0

I cannot understand how System.in.read() method works.

There is such a code:

    public static void main(String[] args) throws IOException {
        while (true){
            Integer x = System.in.read();
            System.out.println(Integer.toString(x, 2));
        }

I know that System.in.read() method reads from the inputstream PER ONE BYTE.

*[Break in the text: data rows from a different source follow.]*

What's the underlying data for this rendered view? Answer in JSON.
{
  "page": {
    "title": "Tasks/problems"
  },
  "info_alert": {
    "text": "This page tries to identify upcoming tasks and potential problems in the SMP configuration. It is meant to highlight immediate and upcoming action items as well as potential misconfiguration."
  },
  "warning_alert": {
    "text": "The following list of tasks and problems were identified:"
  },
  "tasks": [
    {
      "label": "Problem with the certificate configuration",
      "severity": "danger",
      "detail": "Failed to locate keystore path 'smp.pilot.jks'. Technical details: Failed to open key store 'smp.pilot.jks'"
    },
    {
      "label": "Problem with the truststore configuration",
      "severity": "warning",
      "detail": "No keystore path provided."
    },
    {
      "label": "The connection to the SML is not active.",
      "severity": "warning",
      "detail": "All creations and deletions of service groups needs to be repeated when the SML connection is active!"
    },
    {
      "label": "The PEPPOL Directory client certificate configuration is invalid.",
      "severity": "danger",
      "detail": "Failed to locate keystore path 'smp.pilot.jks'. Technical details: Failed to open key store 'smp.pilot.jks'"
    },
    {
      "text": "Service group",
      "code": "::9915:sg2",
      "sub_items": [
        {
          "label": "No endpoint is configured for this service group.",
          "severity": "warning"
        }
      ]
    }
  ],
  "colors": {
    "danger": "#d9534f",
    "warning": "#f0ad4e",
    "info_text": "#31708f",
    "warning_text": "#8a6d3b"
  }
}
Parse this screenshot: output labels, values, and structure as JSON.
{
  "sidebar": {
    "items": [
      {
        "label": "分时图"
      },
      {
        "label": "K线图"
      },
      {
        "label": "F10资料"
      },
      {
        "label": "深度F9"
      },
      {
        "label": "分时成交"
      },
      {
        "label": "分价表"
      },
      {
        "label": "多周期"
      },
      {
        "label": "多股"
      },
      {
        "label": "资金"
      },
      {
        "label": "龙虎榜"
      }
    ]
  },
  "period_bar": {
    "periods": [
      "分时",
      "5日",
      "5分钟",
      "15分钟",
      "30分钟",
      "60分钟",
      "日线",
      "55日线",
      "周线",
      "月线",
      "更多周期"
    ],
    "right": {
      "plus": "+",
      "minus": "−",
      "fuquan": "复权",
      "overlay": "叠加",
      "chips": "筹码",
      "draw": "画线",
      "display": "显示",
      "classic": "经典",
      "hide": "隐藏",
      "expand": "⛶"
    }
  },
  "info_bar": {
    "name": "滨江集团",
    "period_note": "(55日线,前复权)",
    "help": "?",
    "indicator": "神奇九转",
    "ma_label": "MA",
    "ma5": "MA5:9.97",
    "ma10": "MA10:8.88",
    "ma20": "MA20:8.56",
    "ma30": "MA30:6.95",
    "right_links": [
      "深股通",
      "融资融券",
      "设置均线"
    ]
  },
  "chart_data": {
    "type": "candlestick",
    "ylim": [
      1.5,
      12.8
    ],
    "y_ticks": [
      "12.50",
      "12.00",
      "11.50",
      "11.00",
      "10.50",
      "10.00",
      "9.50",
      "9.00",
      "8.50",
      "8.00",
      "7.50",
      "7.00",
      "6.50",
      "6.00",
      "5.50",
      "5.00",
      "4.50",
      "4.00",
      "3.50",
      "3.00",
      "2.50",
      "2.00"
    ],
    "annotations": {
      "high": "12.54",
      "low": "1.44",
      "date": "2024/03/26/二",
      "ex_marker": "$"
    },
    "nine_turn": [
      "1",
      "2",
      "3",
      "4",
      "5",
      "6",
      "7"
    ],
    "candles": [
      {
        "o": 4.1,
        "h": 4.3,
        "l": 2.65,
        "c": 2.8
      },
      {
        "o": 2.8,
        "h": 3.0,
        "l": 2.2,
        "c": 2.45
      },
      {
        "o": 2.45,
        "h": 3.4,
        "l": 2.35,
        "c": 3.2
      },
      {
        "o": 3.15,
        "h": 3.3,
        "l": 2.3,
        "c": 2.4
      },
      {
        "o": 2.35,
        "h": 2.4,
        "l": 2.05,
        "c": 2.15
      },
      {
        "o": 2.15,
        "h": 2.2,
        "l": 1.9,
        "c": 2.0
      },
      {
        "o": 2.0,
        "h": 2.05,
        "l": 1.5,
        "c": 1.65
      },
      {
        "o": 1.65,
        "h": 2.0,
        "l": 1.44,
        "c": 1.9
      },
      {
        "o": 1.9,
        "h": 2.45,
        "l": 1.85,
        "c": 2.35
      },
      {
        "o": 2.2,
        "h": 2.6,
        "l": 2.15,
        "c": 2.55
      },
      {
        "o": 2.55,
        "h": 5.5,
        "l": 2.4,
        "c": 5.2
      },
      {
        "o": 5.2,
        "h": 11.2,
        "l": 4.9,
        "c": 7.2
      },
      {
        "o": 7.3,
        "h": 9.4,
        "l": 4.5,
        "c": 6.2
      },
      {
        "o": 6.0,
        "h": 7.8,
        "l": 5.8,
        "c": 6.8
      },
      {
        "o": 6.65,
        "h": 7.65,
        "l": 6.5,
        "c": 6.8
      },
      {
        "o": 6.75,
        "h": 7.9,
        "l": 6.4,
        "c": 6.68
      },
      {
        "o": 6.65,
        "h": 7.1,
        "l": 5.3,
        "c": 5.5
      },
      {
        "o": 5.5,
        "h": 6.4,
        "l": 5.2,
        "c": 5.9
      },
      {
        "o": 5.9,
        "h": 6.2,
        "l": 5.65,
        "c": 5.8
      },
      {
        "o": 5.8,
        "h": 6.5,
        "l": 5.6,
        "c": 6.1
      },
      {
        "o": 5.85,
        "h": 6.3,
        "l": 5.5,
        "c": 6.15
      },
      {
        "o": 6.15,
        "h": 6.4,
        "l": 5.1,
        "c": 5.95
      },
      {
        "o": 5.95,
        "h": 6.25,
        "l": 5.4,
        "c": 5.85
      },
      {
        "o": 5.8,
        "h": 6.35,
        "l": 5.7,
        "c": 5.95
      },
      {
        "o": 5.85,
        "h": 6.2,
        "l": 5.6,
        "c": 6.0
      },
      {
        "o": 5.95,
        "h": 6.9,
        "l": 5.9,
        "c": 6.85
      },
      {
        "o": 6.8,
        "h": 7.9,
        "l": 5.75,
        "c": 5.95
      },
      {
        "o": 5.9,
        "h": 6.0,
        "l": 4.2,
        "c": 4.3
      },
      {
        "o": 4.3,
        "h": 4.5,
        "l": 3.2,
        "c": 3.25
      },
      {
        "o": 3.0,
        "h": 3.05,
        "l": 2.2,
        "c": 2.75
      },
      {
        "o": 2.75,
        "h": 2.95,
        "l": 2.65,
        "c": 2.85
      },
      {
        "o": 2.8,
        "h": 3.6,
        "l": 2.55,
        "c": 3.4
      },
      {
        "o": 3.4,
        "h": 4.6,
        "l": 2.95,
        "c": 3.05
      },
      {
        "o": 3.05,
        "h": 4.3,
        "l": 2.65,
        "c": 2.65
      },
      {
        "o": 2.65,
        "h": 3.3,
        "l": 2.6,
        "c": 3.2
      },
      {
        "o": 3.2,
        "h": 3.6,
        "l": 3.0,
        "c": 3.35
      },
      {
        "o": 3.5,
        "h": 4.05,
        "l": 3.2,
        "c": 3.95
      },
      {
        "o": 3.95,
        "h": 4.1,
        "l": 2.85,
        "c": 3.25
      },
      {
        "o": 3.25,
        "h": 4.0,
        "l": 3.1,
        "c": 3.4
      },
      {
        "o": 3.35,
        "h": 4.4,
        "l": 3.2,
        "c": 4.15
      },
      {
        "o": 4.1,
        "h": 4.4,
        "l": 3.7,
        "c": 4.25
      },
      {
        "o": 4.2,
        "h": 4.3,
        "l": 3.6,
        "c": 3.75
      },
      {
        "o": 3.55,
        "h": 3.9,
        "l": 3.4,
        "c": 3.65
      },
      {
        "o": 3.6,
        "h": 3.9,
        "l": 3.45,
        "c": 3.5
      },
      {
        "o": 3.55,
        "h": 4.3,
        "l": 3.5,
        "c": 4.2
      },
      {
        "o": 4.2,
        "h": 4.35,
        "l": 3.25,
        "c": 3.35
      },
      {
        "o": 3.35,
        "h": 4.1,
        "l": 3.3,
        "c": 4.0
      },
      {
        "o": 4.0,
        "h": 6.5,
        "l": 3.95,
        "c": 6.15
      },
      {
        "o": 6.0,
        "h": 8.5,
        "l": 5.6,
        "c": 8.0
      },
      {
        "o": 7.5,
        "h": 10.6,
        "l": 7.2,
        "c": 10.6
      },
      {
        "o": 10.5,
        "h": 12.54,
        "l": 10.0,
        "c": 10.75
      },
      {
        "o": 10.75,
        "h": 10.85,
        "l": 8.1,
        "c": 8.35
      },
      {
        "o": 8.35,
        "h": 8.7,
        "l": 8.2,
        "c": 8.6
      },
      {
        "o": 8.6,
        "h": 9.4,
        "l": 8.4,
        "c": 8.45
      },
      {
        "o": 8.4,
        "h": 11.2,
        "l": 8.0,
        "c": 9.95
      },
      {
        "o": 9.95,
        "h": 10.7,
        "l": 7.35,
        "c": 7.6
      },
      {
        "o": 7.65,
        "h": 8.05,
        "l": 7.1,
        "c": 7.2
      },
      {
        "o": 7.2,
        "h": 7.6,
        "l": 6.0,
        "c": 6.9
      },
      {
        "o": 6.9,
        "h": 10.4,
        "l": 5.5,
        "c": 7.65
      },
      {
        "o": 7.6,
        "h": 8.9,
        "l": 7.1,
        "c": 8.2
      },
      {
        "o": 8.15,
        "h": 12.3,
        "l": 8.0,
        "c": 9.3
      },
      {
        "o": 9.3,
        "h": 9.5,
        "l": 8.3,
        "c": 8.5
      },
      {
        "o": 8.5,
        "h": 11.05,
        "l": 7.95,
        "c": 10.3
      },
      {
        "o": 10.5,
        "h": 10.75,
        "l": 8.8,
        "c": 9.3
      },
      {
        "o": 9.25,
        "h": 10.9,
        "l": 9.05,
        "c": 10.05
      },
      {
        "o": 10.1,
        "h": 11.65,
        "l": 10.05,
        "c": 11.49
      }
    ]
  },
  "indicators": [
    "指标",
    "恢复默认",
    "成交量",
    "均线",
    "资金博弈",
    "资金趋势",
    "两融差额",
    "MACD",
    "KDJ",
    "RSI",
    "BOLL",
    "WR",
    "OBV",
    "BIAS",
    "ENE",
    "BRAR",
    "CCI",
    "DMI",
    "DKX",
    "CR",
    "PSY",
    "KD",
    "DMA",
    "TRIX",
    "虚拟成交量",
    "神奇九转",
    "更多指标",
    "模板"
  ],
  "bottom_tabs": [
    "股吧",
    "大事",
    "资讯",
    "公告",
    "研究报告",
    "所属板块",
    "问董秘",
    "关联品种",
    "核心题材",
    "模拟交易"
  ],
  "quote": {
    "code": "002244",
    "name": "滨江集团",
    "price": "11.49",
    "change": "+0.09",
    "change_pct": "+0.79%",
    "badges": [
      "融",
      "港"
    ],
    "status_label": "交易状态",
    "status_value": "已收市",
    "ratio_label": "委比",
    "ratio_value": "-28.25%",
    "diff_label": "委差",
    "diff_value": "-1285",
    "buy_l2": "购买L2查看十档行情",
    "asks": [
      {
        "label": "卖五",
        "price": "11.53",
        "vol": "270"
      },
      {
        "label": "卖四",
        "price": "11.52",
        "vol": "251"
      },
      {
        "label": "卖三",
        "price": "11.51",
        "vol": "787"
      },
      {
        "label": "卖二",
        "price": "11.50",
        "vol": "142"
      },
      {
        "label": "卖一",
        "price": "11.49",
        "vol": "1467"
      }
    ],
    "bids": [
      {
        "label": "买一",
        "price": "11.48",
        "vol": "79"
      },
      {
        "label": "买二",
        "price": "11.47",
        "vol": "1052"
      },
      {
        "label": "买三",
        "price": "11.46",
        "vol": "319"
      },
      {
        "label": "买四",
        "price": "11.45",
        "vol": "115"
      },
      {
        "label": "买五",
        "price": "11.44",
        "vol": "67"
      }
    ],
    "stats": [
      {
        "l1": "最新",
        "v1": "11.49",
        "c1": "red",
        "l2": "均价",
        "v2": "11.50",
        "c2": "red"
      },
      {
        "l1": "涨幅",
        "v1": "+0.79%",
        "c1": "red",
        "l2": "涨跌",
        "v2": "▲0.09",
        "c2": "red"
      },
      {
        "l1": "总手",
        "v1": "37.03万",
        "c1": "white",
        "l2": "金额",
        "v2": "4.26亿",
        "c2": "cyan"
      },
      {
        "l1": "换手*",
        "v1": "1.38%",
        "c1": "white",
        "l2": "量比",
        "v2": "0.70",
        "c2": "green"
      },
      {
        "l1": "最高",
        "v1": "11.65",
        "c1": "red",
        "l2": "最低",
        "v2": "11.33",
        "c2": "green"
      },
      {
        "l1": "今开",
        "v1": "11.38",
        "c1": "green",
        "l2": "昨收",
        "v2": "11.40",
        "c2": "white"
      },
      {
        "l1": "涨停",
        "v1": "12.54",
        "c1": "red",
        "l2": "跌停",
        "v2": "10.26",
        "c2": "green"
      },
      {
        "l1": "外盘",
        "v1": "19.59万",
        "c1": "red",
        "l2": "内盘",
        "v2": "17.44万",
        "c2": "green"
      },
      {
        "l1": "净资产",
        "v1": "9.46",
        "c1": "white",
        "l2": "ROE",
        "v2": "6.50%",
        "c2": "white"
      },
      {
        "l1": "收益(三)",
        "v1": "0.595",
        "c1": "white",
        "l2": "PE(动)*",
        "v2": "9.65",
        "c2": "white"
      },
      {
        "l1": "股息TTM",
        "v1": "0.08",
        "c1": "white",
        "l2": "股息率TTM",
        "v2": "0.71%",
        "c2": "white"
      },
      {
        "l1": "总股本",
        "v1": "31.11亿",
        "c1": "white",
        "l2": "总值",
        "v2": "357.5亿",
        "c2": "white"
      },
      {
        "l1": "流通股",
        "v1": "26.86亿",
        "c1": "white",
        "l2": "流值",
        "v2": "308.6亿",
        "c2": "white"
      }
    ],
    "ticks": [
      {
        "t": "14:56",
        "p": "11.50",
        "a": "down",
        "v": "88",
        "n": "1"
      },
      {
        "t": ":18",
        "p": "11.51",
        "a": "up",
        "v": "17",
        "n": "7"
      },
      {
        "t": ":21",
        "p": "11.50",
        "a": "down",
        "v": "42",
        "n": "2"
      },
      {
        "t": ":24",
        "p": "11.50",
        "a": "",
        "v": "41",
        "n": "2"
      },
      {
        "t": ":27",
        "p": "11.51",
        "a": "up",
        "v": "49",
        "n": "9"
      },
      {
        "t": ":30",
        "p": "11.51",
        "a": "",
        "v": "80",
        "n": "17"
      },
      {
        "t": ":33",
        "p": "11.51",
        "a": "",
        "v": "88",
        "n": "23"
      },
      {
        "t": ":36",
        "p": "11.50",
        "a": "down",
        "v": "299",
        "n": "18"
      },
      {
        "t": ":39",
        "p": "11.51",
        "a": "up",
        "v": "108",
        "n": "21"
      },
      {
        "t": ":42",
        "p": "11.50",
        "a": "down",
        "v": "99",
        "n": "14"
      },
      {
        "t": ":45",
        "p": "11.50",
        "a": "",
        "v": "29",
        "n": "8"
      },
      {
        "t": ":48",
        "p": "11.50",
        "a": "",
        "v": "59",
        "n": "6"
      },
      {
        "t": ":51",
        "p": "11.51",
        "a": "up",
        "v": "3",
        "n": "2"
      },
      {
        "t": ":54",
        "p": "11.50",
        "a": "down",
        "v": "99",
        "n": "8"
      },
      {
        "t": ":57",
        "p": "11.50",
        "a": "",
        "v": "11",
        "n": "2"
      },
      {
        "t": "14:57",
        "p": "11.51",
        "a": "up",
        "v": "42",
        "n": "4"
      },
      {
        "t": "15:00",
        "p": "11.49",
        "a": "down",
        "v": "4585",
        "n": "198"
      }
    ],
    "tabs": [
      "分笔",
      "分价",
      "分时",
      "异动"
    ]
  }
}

So when I enter 'A'(U+0041, one byte is used to store the char) - the program output is:

 1000001 (U+0041)
 1010 (NL) - it works as expected.

But when I enter 'Я'(U+042F, two bytes are used to store the char) - the output is:

 11010000 (byte1)
 10101111 (byte2)
 1010 (byte3 - NL)

The real code for letter 'Я'(U+042F) is 10000101111.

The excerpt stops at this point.